Google might have more tokens and bla bla, but it is just straight stupid even compared with GPT 3.5 for simple tasks
I forsee that ultimate power over humans will come after a system has unlimited token window and doesn't treat each instance of communication with us as individual but is constantly aware of all of our inputs, interactions and fine-tunes itself on our questions and answers while feeding us single instance resposnes.😅
i cant even remember 10 000 000 tokens WOW, (kindof a joke but i wouldnt be surprised. memory isnt great.)
1. Wake me up when ByteMamba works.
2. Is weights&biases officially worse than Azure now?
My whole problem with AI right now is the inherent bias to it. It can be the smartest person in the room but it's being forced to mislead. And that isn't something I can get excited about just yet.
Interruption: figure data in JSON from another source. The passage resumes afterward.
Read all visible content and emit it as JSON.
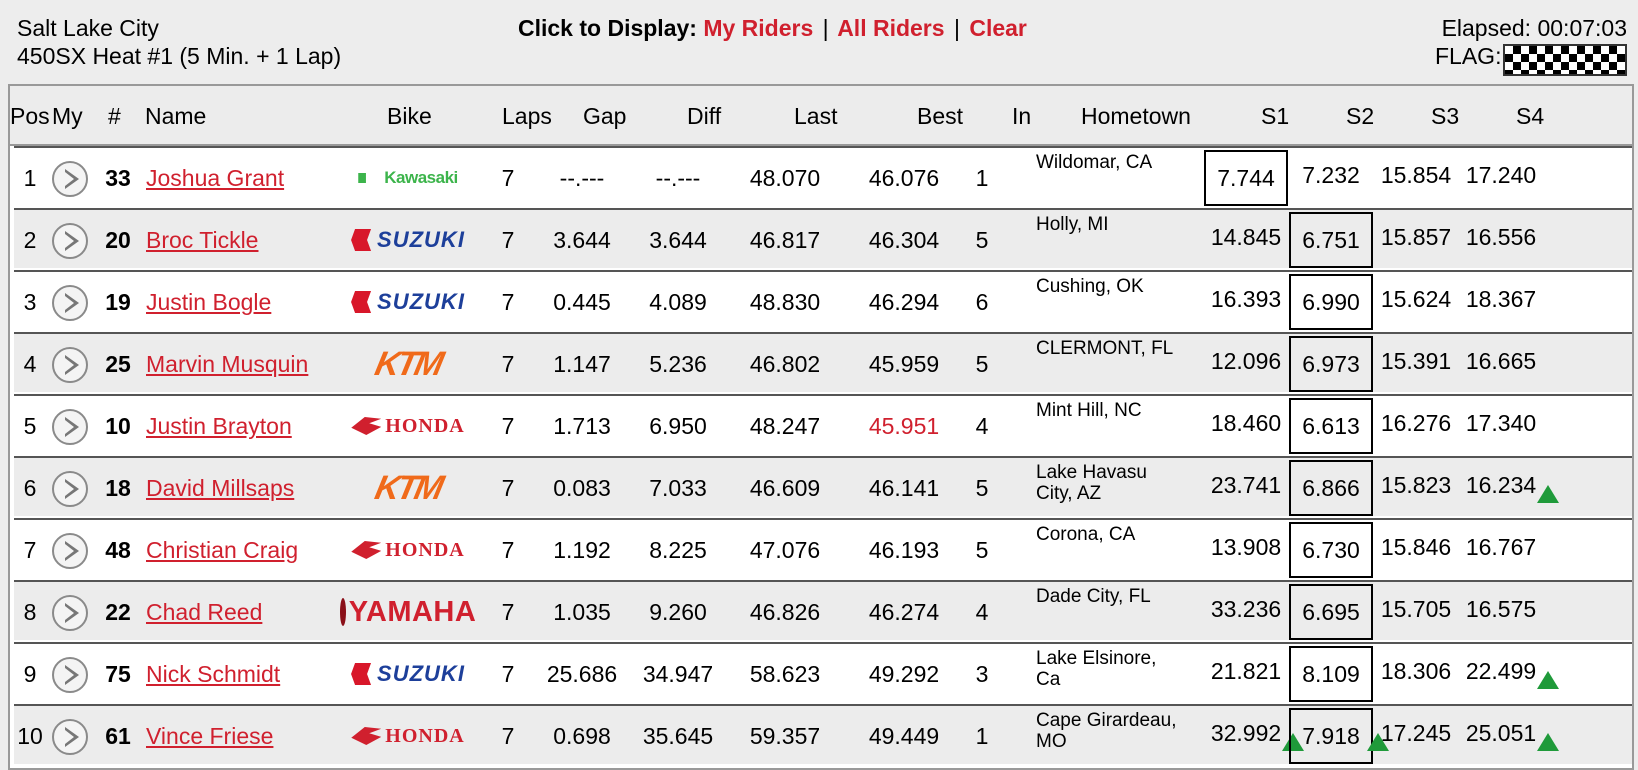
{
  "event": {
    "venue": "Salt Lake City",
    "race": "450SX Heat #1 (5 Min. + 1 Lap)"
  },
  "display": {
    "prompt": "Click to Display:",
    "my_riders": "My Riders",
    "all_riders": "All Riders",
    "clear": "Clear",
    "separator": "|"
  },
  "status": {
    "elapsed_label": "Elapsed:",
    "elapsed_value": "00:07:03",
    "flag_label": "FLAG:",
    "flag": "checkered"
  },
  "columns": {
    "pos": "Pos",
    "my": "My",
    "num": "#",
    "name": "Name",
    "bike": "Bike",
    "laps": "Laps",
    "gap": "Gap",
    "diff": "Diff",
    "last": "Last",
    "best": "Best",
    "in": "In",
    "hometown": "Hometown",
    "s1": "S1",
    "s2": "S2",
    "s3": "S3",
    "s4": "S4"
  },
  "colors": {
    "accent_red": "#d0202e",
    "up_arrow_green": "#1f9a3a"
  },
  "riders": [
    {
      "pos": "1",
      "num": "33",
      "name": "Joshua Grant",
      "bike": "Kawasaki",
      "laps": "7",
      "gap": "--.---",
      "diff": "--.---",
      "last": "48.070",
      "best": "46.076",
      "best_highlight": false,
      "in": "1",
      "hometown": [
        "Wildomar, CA",
        ""
      ],
      "s1": "7.744",
      "s2": "7.232",
      "s3": "15.854",
      "s4": "17.240",
      "boxed": "s1",
      "arrows": []
    },
    {
      "pos": "2",
      "num": "20",
      "name": "Broc Tickle",
      "bike": "SUZUKI",
      "laps": "7",
      "gap": "3.644",
      "diff": "3.644",
      "last": "46.817",
      "best": "46.304",
      "best_highlight": false,
      "in": "5",
      "hometown": [
        "Holly, MI",
        ""
      ],
      "s1": "14.845",
      "s2": "6.751",
      "s3": "15.857",
      "s4": "16.556",
      "boxed": "s2",
      "arrows": []
    },
    {
      "pos": "3",
      "num": "19",
      "name": "Justin Bogle",
      "bike": "SUZUKI",
      "laps": "7",
      "gap": "0.445",
      "diff": "4.089",
      "last": "48.830",
      "best": "46.294",
      "best_highlight": false,
      "in": "6",
      "hometown": [
        "Cushing, OK",
        ""
      ],
      "s1": "16.393",
      "s2": "6.990",
      "s3": "15.624",
      "s4": "18.367",
      "boxed": "s2",
      "arrows": []
    },
    {
      "pos": "4",
      "num": "25",
      "name": "Marvin Musquin",
      "bike": "KTM",
      "laps": "7",
      "gap": "1.147",
      "diff": "5.236",
      "last": "46.802",
      "best": "45.959",
      "best_highlight": false,
      "in": "5",
      "hometown": [
        "CLERMONT, FL",
        ""
      ],
      "s1": "12.096",
      "s2": "6.973",
      "s3": "15.391",
      "s4": "16.665",
      "boxed": "s2",
      "arrows": []
    },
    {
      "pos": "5",
      "num": "10",
      "name": "Justin Brayton",
      "bike": "HONDA",
      "laps": "7",
      "gap": "1.713",
      "diff": "6.950",
      "last": "48.247",
      "best": "45.951",
      "best_highlight": true,
      "in": "4",
      "hometown": [
        "Mint Hill, NC",
        ""
      ],
      "s1": "18.460",
      "s2": "6.613",
      "s3": "16.276",
      "s4": "17.340",
      "boxed": "s2",
      "arrows": []
    },
    {
      "pos": "6",
      "num": "18",
      "name": "David Millsaps",
      "bike": "KTM",
      "laps": "7",
      "gap": "0.083",
      "diff": "7.033",
      "last": "46.609",
      "best": "46.141",
      "best_highlight": false,
      "in": "5",
      "hometown": [
        "Lake Havasu",
        "City, AZ"
      ],
      "s1": "23.741",
      "s2": "6.866",
      "s3": "15.823",
      "s4": "16.234",
      "boxed": "s2",
      "arrows": [
        "s4"
      ]
    },
    {
      "pos": "7",
      "num": "48",
      "name": "Christian Craig",
      "bike": "HONDA",
      "laps": "7",
      "gap": "1.192",
      "diff": "8.225",
      "last": "47.076",
      "best": "46.193",
      "best_highlight": false,
      "in": "5",
      "hometown": [
        "Corona, CA",
        ""
      ],
      "s1": "13.908",
      "s2": "6.730",
      "s3": "15.846",
      "s4": "16.767",
      "boxed": "s2",
      "arrows": []
    },
    {
      "pos": "8",
      "num": "22",
      "name": "Chad Reed",
      "bike": "YAMAHA",
      "laps": "7",
      "gap": "1.035",
      "diff": "9.260",
      "last": "46.826",
      "best": "46.274",
      "best_highlight": false,
      "in": "4",
      "hometown": [
        "Dade City, FL",
        ""
      ],
      "s1": "33.236",
      "s2": "6.695",
      "s3": "15.705",
      "s4": "16.575",
      "boxed": "s2",
      "arrows": []
    },
    {
      "pos": "9",
      "num": "75",
      "name": "Nick Schmidt",
      "bike": "SUZUKI",
      "laps": "7",
      "gap": "25.686",
      "diff": "34.947",
      "last": "58.623",
      "best": "49.292",
      "best_highlight": false,
      "in": "3",
      "hometown": [
        "Lake Elsinore,",
        "Ca"
      ],
      "s1": "21.821",
      "s2": "8.109",
      "s3": "18.306",
      "s4": "22.499",
      "boxed": "s2",
      "arrows": [
        "s4"
      ]
    },
    {
      "pos": "10",
      "num": "61",
      "name": "Vince Friese",
      "bike": "HONDA",
      "laps": "7",
      "gap": "0.698",
      "diff": "35.645",
      "last": "59.357",
      "best": "49.449",
      "best_highlight": false,
      "in": "1",
      "hometown": [
        "Cape Girardeau,",
        "MO"
      ],
      "s1": "32.992",
      "s2": "7.918",
      "s3": "17.245",
      "s4": "25.051",
      "boxed": "s2",
      "arrows": [
        "s1",
        "s2",
        "s4"
      ]
    }
  ]
}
if you actually did more research you wiuld know that quadratic complexity in the attention mechanism has been solved for a few months now
That long context window will be a got sent for congress oposing sides when they are pushing thousand's of pages off some bill to be voted in overnight 😅😅😅
does something ground breaking
takes 90 minu-DONT WANT IT
This started as a cool 3D channel and now its generic AI articles from Nvidia and Google.
I have to unsub, I would love the old channel to come back.
he just did blender like yesterday? it's just that physics simulation stuff and ai are closely related
feed it the Voynich Manuscript
Not available in the UK or EU. 😭
Press F for λ labs.
token limitation is by far the worst thing about the local AIs i have. they most only remember up to 4096 and like a third of that is taken by setup prompts. i'd be happy with 50k tokens but i really wish they could just retain memory forever, even if vague like we do.
Thanks!
5:40 ^^
Hopefully we can get SSM based architectures that have roughly linear token scaling during inference to be as big as Gemini and the like. Perhaps a greedy MoE approach with transformers for short range context and SSM or Mamba for long range.